Given these general features of our visualization of k-space we give the following generalization about k-space: The details of the image are represented in the outskirts of k-space and the contrast and general features are in the center.
We will be concerned with only the most basic pulse sequence here: a simple 2D gradient echo spin warp sequence. In this pulse sequence excitation is a simple slice excitation, encoding consists of scanning across one straight line of k-space at a time, and data acquisition is turned one while traversing the line. This pulse sequence builds a 2D image of a single slice of the object.
Parameters: Using the spin warp sequence we will explore the effects of basic MRI imaging parameters on the image quality and explain these effects using our k-space description of the object.
Resolution: The image is a collection of pixels. Higher resolution means smaller pixels and hence a more detailed description of the object. The further out in k-space we sample the higher the resolution. Intuitively this is because the finer stripe patters live out in the outskirts of k-space and to make a detailed description of something you need to use finer stripe patterns. Since gradient pulses are used in the pulse sequence to traverse k-space, you need higher gradients to achieve higher resolution.
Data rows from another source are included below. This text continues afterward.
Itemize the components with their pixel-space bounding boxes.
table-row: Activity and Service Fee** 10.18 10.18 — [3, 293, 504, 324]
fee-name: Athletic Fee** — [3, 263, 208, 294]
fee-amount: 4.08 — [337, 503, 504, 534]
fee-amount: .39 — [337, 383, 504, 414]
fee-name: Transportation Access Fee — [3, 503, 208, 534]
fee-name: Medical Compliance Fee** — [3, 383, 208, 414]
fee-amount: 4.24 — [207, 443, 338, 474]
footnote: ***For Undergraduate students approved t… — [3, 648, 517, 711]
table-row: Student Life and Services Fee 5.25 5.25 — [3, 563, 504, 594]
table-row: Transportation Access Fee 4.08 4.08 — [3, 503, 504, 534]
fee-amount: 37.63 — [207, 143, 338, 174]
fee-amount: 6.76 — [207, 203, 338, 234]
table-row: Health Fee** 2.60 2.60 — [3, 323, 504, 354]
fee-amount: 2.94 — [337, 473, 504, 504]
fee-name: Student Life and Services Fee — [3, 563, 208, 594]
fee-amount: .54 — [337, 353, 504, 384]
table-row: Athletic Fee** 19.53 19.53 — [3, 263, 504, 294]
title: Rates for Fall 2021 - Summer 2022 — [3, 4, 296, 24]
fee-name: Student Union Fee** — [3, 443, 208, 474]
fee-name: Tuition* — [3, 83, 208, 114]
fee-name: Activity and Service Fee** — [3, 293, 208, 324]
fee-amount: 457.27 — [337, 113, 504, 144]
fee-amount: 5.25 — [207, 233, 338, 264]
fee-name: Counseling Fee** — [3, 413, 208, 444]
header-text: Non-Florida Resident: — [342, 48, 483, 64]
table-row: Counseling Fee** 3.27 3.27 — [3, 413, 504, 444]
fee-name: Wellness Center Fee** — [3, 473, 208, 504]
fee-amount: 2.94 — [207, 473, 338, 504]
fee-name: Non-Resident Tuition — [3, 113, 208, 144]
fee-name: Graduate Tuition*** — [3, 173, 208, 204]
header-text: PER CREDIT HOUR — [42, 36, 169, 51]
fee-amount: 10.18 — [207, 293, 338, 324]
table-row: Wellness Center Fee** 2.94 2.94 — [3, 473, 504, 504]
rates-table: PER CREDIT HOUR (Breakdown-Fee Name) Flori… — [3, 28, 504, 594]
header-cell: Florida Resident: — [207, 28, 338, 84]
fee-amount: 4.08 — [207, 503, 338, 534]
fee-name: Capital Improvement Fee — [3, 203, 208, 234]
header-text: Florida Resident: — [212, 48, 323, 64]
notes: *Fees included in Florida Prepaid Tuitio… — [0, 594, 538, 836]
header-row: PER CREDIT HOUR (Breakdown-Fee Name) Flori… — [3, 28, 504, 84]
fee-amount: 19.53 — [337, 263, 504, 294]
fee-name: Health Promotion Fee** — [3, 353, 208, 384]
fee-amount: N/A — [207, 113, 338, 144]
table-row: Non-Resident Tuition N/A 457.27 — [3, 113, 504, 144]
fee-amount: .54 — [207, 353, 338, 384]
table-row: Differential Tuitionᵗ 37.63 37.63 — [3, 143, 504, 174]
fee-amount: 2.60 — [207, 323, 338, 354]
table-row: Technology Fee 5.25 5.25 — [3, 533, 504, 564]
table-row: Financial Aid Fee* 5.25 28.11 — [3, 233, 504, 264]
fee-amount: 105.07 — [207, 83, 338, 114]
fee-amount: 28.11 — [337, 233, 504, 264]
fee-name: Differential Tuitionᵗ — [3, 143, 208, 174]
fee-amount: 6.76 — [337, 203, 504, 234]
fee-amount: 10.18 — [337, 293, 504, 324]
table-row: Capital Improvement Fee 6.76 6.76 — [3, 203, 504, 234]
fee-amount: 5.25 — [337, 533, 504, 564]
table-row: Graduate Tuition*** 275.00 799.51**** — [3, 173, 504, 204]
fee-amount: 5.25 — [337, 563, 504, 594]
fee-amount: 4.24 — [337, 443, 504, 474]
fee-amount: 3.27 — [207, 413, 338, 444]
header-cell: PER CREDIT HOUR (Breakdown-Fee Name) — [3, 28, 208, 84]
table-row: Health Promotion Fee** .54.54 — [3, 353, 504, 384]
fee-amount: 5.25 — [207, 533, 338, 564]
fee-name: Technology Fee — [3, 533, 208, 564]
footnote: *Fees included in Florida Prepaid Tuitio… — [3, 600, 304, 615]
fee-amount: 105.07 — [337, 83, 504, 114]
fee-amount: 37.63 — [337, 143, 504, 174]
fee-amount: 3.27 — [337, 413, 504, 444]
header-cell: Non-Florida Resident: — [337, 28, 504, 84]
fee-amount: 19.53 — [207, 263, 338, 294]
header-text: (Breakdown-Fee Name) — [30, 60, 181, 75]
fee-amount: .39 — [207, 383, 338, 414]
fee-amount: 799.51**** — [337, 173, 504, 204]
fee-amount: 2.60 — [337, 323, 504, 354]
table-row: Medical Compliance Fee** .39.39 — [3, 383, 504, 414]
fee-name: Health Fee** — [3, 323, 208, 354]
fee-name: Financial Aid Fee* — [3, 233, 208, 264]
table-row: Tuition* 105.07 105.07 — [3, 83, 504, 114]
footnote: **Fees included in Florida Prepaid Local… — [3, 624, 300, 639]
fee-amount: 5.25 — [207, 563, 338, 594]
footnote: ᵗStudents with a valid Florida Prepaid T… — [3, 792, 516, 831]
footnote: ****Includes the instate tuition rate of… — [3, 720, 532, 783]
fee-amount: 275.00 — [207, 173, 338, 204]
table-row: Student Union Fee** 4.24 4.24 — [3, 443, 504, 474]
FOV: The field-of-view (FOV) of an image is inversely proportional to the spacing of our points in k-space. This is a bit tricky to understand intuitively but one way to imagine it is that since our resolution is determined by the maximum distance we go in k-space then, given a certain resolution, the other thing we can change is the amount of measurements we make between these maximum k-space points. The more measurements we make the more imaging pixels we will have since the number of unknowns that we can solve for has to be equal to the number of measurements we make. So, more measurements = more pixels, more pixels = bigger FOV.
SNR: Signal to noise ratio is a measure of how trustworthy your estimate of the object is. It is a measure of how much information about the object you have (signal) compared to junk (noise). The junk comes from random thermal-related effects in the object itself as well as from the hardware - in either case the noise is variable every you measure. It is random. It is this randomness that allows you to improve your information about the object by measuring many times. The object will be the same but the noise will change, so the information about the object (the signal) will accumulate faster than the random noise as you make more measurements. The consequence of this is that the longer you scan, the higher your SNR will be. The SNR can be thought of a limited resource. The more pixels you have the lower you overall SNR because you have to distribute it into all of the pixels. So high resolution means low SNR. You can compensate for this by scanning longer.
Bandwidth: Another way of increasing SNR is to lower the bandwidth which is essentially another way of scanning longer. By lowering bandwidth you lower the speed at which you move through k-space effectively collecting data longer at each point in k-space. The main limitations of this are a result of sequence timing, signal decaying away (i.e. due to T2* decay), and blurring caused by off-resonance conditions. Some of these will be discussed in more detail.
Conclusions: k-space is where MRI measurements happen. The pulse sequence tells the MRI scanner how to move through k-space to get the measurements. The concept of k-space is helpful in understanding how the parameters of a pulse sequence affect the properties of an image.